Three years ago I never thought I'd be writing my first blog as a Wellness Warrior for Dr. Oz's website. Three years ago I could barely run to the plane. I could barely do a push up. I was over 265 lbs and was in denial about my poor health. My cholesterol and blood pressure were all high and my doctor told me I had to loose weight or I would be on medicine the rest of my life.
Until one day I looked at myself long and hard in the mirror and said, "Who am I? I have got to take control. I have to get over the fear of the biggest, hardest project I could possibly think of...dropping down to a healthier weight."
I was in complete denial of who I had become. Yes, I'd been heavy my whole life. As a child, they used to call me "Big Bonnie Balloon Butt." But I had gained significantly more weight in my 40s when I reached menopause. I had been building my freelance illustration career and had a very sedentary lifestyle. And I was living outside of my body. I felt as if I had this big life with friends and my career was taking off; but I was trapped inside this big body with no clue how to get out.

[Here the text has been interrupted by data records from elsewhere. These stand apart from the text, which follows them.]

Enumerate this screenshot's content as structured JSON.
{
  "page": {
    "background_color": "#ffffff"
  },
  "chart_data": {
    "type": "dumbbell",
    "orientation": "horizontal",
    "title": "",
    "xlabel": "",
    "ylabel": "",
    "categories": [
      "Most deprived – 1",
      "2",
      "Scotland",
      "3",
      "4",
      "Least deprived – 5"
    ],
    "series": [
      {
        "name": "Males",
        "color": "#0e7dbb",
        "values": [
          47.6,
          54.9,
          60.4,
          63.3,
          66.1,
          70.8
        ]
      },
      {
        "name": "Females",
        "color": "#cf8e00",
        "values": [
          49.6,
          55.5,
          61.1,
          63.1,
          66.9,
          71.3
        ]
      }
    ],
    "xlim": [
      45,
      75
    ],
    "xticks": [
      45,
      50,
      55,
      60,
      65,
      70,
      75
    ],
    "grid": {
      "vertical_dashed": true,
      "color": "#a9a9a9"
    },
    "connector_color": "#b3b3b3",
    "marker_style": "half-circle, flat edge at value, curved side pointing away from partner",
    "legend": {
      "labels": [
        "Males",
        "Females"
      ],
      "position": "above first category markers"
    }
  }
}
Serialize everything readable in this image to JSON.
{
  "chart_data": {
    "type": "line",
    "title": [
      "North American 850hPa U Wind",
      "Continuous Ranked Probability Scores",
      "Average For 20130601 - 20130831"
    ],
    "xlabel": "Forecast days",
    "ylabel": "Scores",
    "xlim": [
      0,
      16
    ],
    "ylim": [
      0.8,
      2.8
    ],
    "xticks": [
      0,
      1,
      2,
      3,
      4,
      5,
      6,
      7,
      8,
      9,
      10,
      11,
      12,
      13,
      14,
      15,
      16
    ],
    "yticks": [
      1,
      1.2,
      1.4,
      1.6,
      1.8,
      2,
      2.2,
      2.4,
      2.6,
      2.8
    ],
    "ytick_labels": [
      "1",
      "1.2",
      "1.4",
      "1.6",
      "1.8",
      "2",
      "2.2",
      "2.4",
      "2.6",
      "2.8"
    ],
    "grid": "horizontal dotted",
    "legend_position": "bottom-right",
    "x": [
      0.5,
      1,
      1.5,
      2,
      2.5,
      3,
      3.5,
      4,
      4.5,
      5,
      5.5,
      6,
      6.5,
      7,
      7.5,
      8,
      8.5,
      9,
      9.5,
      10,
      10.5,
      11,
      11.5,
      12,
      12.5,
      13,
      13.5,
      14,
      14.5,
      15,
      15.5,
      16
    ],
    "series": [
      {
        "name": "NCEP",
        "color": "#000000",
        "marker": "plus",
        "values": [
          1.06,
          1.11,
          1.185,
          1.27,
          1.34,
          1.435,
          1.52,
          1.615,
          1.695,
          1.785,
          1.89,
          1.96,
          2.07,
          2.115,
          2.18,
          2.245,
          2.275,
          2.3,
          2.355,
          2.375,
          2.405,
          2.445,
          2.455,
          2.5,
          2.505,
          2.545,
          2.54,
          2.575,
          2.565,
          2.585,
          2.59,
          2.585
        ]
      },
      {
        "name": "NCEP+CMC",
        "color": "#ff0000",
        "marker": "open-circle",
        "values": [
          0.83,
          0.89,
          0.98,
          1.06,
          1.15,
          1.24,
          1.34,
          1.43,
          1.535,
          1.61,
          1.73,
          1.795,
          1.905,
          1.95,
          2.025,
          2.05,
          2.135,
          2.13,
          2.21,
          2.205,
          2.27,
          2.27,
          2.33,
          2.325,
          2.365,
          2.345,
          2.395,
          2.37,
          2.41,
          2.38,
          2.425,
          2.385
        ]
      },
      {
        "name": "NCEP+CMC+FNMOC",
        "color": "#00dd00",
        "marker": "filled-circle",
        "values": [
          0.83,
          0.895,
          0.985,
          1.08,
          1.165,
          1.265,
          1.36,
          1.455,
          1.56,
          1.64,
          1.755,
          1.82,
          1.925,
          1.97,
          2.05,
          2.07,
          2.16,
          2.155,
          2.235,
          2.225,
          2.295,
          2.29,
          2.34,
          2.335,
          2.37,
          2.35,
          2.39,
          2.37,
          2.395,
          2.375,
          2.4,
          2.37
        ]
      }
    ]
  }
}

I was scared. I didn't want to have a heart attack like my father. I had a lot of living I wanted to do. I decided I had to overcome the fear of this daunting task before me. I was stubborn. I didn't want to wear sneakers. I didn't feel comfortable in work out clothes; or any clothes for that matter. But I wanted to change. I wanted to gain control of this woman who I had become. I felt like I needed balance. I needed the inside of myself to match the outside of myself once and for all.
So I began. I turned myself on. I decided fear and fat were not going to be a part of my world any longer. I decided that I wanted to tread more lightly in this world. I talked to my therapist Amy about my fears and she gave me great advice. She said, "If you can do something for 18 days straight, then it becomes a pattern and you'll keep going. And so, I started walking, and walking and walking.... and 18 days later, I was still walking. In a few months, I had burned off 30 lbs! Simply by walking.
Now, I have continued to walk, exercise and eat better. I now weigh 143 lbs. I have overcome the fear of starting. Now I have walked proudly onto the stage of The Dr. Oz Show...and into the next chapter of a life that I have reclaimed.
It is my sincere hope and strong desire that my personal triumph will inspire others to take the first step on their own journey to a healthier and more fulfilled life. This is my mission to help others believe in themselves.